We probably need several more months before we’re able to firmly grasp the significance of Google’s re-entry into podcasting, but there’s been a rising body of argumentation that I think is addressing right now: the notion that Google’s core expertise — as a search engine that powerfully indexes of the world’s information — gives it a clear and solid edge in addressing some of podcasting’s various structural problems.
Here’s a version of the argument, from a blog called SmartBrief:
Currently around 500,000 active podcasts exists, and Google predicts that number will double in the next few years. Google is paying attention to these statistics and is moving toward incorporating podcasts into search results — much like it does with video where search results are broken down into separate boxes at the top of the screen.
Leaders at Google understand the power of podcasts, and they know that podcasts can do what Google is designed for — answer a query.
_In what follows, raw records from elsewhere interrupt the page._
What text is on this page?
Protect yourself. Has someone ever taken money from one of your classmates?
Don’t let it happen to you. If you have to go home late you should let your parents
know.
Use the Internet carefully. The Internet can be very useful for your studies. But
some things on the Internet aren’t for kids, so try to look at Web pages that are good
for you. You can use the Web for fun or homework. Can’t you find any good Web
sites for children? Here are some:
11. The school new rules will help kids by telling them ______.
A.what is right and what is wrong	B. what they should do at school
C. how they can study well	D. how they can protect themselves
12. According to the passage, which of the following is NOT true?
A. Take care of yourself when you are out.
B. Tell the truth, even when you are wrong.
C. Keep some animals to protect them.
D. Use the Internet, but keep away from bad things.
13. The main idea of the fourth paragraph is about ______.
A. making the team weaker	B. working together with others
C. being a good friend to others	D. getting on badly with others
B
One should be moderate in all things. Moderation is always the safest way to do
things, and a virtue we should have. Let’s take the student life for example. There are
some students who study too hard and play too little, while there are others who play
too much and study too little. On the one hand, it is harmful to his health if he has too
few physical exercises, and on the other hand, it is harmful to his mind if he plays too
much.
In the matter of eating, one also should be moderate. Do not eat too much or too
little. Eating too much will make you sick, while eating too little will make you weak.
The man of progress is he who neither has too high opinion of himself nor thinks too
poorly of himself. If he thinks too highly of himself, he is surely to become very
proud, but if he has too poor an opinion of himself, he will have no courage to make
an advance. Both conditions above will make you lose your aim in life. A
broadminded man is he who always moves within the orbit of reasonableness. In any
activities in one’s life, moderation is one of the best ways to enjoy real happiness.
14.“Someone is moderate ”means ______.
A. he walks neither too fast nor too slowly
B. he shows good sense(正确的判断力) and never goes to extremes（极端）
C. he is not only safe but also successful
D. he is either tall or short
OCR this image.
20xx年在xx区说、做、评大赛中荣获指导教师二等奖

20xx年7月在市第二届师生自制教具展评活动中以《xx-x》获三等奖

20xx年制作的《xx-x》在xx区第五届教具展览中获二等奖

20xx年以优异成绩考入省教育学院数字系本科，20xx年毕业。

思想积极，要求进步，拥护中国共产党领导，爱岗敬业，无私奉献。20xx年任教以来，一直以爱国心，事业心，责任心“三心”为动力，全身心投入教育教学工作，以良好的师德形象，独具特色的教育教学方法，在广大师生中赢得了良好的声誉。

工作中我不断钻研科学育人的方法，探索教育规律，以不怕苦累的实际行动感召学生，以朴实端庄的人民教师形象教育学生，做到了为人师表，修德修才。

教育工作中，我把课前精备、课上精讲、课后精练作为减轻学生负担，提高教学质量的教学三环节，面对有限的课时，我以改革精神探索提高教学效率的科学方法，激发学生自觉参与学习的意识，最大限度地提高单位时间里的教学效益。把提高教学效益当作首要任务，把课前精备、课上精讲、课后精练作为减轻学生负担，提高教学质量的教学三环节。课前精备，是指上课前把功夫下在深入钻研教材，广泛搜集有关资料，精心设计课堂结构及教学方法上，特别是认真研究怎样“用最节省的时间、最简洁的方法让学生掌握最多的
Podcasts contain large amounts of information on a particular topic, and Google wants to make it easier to access that information through search.
Look past the specific source of this analysis, because the broad argument itself is one I’ve encountered multiple times from podcast execs and producers themselves — not just in the wake of Google’s re-entry announcement, but well over the past few years. It is a viewpoint expressed in discovery-solving efforts that seek to organize podcasts around topics, keywords, subjects, and it grounds critiques against wide swathes of podcast programming that argue they are way too inefficient as vessels of information; that they are often the polar opposite of information-dense.
Your mileage on that perspective — and on the specific claims of Google’s ability to assert its distributional authority over podcasting — varies based on your view on the extent to which people’s relationships with podcasts are transactional (i.e. I’m listening to learn or acquire specific things).
I happen to think that this interpretation of the podcast-listener relationship only represents a minor share of why people listen to podcasts; in my opinion, audiences generally come to the medium in pursuit of experiences. (After all, it’s more efficient to thumb down and scan a newsletter than it is to skim through a podcast episode.) But then again, I’ve often been accused of being in the bag for narrative-style podcasts, so what do I know? ¯_(ツ)_/¯
Anyway, the point of all this is to say something about the likelihood of Google being able to leverage its core search and indexing expertise to deliver and distribute podcasts in a new and improved way. Again, we’ll see — but I suspect it’ll come down to this tension between information and experience.